Community participates in `Big Read’
POMONA – Across the city, people are gearing up for an effort that attempts to bring everyone together through the written word.
It’s all part of the Big Read, a program put on by the National Endowment for the Arts and the Institute of Museum and Library Services along with Arts Midwest.
The goal of the Big Read is to have the community come together around a particular book. For Pomona, that will be Rudolfo Anaya’s “Bless Me, Ultima” – the story of a boy coming of age in New Mexico.
“Beyond getting people reading, it’s (about) getting people talking,” said Jonnie Owens, community outreach coordinator for Cal Poly’s College of Letters, Arts and Social Sciences and one of those leading the campaign. “This is a great opportunity to build community.”
The Cal Poly Pomona Foundation received a $15,000 grant to coordinate this year’s endeavor, Owens said.
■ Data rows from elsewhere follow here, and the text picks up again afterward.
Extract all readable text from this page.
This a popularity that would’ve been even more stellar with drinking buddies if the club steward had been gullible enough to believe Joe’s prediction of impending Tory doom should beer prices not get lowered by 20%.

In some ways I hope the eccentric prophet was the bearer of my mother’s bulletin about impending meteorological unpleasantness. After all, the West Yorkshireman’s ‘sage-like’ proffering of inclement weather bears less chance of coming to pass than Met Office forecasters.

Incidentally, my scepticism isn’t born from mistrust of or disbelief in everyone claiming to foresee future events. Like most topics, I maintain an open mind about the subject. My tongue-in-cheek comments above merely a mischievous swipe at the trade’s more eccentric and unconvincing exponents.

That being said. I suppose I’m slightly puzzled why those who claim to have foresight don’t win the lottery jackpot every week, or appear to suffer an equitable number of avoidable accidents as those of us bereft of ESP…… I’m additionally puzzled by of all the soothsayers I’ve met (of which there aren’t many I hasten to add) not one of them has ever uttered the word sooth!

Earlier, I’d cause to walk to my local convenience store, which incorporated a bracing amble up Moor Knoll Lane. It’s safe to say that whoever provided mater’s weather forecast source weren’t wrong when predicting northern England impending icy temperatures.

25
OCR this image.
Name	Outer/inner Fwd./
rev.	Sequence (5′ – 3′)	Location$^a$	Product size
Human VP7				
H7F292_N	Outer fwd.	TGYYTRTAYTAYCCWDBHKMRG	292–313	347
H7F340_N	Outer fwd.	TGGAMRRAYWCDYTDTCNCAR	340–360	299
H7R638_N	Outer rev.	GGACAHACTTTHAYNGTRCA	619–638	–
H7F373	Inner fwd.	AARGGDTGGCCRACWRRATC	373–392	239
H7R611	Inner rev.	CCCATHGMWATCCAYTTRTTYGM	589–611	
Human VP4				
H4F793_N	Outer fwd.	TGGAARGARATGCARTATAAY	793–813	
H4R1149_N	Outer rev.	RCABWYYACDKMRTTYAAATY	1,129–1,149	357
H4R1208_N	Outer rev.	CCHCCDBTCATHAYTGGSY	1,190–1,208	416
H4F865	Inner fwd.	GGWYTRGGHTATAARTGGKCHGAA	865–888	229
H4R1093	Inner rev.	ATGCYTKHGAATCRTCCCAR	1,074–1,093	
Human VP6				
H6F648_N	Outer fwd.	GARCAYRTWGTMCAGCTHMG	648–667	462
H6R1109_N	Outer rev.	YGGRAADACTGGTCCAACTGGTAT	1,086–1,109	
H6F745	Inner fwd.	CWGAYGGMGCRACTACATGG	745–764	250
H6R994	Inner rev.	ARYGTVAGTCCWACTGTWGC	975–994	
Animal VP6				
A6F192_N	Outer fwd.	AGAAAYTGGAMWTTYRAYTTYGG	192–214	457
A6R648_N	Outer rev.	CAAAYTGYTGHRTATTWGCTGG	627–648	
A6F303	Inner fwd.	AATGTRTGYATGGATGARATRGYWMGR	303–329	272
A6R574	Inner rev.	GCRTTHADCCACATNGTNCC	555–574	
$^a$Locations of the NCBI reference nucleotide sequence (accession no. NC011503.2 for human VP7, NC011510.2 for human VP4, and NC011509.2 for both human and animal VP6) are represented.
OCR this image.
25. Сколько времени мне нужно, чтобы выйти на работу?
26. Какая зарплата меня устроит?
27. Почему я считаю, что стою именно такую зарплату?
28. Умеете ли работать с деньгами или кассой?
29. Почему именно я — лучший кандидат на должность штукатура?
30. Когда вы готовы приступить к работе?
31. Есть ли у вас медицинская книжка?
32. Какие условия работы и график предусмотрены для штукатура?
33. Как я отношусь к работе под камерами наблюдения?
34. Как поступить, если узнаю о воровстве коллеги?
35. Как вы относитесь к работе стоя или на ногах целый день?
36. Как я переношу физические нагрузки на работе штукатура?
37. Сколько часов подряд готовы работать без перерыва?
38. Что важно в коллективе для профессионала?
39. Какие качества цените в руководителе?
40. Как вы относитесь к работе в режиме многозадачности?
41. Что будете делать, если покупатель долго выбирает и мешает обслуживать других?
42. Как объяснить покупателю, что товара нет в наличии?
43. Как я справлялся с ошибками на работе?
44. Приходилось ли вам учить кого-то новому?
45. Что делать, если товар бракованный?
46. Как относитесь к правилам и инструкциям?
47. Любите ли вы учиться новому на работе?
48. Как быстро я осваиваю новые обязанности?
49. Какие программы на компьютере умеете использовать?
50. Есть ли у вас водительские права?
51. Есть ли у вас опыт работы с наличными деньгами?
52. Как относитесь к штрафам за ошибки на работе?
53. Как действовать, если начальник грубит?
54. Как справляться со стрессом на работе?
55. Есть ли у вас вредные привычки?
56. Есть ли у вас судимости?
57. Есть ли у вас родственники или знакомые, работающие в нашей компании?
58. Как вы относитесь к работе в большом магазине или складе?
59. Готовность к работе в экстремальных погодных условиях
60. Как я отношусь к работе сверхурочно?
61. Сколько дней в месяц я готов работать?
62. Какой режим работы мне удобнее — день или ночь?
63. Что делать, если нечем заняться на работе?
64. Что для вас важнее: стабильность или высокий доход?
The Rancho Cucamonga Public Library also received a grant to participate in this fall’s Big Read, according to the NEA. That city plans to use “To Kill a Mockingbird” by Harper Lee as the focus of its activities.
Owens said they selected Anaya’s book for Pomona from a list of 12 literary works because of its themes. The issues of faith, identity and death – to which people of all backgrounds can relate – are woven through the story.”This will be a great book for us to read together,” Owens said.
Through these topics and others – such as family and heritage – people will be able to make connections, said Pat Lambert, senior librarian in the Pomona Public Library’s adult reference services and the library’s coordinator for the Big Read.
“We hope we can bring people together through a common thread,” she said.
As a pilot project, a handful of organizations around the country took part in the Big Read in 2005, Lambert said. In 2006 more than 70 organizations participated and this year, during the fall Big Read, 117 will take part.
Pomona’s Big Read activities will kick off Oct. 13 and continue until Dec. 1, and organizations have already begun planning activities tied to the effort.
Among those participating will be the Pomona Public Library, which has plans to offer reading groups for adults, young adults and Spanish speakers in addition to other activities, Lambert said.